Marking two years since the coalition government took office, Kaczyński said it had failed to deliver on its campaign pledges.
He accused the government of raising the value-added tax (VAT) on food, slowing investment and creating "an enormous crisis in public finances."
He also said it was "painfully failing" to fix problems in the national health service and criticised its foreign policy.
Kaczyński rejected the government's description of its first two years as "a time of progress."
“This supposed progress is best illustrated by the fact that the communist-era official Włodzimierz Czarzasty is now the Speaker of the lower house of parliament,” he told reporters.
Kaczyński’s Law and Justice party (PiS) unveiled banners to mark the government's two-year midpoint, with the next parliamentary elections set for 2027.
The banners accused the government of raising electricity prices, diverting funds from the health service and seeking to curb online freedoms through censorship.
The move came a day after government spokesman Adam Szłapka unveiled billboards touting two years of achievements.

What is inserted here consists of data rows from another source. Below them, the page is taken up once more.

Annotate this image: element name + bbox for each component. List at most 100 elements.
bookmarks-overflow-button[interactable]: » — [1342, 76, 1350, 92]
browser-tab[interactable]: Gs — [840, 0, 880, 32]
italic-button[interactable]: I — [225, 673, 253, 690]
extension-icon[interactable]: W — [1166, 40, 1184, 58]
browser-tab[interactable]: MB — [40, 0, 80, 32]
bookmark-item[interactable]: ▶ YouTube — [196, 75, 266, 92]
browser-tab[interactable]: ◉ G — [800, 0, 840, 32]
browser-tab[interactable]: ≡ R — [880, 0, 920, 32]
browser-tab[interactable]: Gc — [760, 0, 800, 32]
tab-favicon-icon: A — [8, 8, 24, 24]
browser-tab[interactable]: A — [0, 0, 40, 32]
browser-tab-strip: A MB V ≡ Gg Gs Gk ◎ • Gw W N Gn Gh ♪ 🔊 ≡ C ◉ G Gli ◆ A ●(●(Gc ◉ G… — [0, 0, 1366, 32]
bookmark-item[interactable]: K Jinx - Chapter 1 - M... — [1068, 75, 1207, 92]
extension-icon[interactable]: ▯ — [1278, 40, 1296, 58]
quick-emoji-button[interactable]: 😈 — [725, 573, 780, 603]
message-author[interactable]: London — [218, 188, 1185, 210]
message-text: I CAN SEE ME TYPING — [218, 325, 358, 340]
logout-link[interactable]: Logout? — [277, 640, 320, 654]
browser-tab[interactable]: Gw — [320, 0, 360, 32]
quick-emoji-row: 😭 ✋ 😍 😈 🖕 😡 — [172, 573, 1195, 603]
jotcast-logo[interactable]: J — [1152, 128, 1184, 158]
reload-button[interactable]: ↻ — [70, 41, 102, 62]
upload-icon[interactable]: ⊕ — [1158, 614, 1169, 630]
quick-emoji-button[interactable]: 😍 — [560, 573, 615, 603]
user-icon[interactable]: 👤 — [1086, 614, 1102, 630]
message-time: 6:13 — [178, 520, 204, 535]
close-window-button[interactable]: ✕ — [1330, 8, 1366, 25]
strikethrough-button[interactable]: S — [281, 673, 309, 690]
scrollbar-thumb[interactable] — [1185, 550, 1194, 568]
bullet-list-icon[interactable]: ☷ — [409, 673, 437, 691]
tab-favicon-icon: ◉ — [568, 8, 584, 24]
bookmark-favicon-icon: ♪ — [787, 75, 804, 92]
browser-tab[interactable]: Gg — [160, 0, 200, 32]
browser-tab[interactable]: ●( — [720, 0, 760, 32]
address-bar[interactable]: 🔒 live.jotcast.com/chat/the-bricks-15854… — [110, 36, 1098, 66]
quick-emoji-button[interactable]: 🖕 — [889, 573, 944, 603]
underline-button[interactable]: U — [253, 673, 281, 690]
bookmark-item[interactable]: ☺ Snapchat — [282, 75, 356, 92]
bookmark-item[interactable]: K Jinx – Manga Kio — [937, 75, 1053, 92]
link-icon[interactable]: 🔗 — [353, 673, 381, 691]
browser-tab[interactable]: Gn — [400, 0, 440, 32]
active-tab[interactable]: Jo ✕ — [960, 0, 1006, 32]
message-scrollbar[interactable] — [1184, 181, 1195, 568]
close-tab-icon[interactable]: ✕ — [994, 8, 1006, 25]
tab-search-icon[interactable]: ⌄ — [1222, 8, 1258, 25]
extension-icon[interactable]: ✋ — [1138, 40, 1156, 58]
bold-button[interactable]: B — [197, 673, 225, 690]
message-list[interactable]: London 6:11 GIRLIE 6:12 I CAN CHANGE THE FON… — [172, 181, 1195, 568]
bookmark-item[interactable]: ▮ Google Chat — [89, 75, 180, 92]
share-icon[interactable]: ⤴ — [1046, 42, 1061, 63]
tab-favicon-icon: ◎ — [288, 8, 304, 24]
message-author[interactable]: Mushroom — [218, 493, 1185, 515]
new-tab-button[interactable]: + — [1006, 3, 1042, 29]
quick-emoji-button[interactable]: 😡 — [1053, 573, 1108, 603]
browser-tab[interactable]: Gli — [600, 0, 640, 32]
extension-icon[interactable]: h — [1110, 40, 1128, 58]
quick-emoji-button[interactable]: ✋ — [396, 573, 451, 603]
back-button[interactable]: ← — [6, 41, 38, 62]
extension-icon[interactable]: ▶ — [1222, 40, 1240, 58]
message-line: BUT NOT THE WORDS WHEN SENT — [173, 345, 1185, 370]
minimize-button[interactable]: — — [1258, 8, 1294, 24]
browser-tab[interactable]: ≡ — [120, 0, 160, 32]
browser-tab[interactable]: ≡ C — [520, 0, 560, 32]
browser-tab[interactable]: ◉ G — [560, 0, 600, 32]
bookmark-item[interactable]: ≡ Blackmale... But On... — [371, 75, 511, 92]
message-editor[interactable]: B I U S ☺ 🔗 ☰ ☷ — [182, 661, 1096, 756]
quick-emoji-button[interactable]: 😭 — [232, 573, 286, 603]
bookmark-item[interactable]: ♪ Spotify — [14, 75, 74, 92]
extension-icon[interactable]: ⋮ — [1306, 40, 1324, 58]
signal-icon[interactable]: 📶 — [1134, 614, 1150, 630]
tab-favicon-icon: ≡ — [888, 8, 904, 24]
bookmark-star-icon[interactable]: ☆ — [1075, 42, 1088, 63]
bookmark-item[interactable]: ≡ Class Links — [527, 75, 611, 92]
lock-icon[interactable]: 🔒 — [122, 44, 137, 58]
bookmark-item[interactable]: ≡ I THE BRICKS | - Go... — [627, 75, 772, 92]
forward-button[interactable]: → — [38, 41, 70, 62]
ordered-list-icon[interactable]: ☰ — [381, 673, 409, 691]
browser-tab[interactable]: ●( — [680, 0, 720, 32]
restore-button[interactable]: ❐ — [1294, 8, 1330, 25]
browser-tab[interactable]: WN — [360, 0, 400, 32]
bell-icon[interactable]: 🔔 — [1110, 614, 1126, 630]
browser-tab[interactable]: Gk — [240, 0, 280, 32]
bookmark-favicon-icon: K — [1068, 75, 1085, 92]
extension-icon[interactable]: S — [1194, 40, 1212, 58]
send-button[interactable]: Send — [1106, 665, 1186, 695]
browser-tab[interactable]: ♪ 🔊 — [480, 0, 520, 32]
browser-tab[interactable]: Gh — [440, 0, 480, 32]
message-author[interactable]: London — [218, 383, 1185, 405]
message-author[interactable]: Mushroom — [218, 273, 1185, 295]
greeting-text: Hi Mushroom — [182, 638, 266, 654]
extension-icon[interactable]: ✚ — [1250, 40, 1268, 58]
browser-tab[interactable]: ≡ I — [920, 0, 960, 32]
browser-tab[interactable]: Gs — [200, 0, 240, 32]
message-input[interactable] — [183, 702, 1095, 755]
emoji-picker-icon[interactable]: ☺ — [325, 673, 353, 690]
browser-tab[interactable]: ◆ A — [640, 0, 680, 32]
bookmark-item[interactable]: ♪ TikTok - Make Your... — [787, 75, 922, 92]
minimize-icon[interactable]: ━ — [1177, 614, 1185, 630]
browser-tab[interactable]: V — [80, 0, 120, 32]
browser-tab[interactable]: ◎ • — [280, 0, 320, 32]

The billboards said the government was restoring train links, unblocking in vitro fertilisation and protecting Poland’s borders, among other accomplishments.
On December 13, 2023, Prime Minister Donald Tusk won a vote of confidence in parliament for his Cabinet, which was sworn in the next day by then-President Andrzej Duda.
The Civic Coalition campaigned on a list of "100 concrete policies for 100 days." Additional pledges were included in the coalition agreement signed on November 10, 2023, by the Civic Coalition, the centre-right Poland 2050 group, the agrarian Polish People's Party (PSL) and the New Left.
Key commitments included holding the previous Law and Justice government to account, restoring the rule of law, strengthening the justice system and depoliticising public media.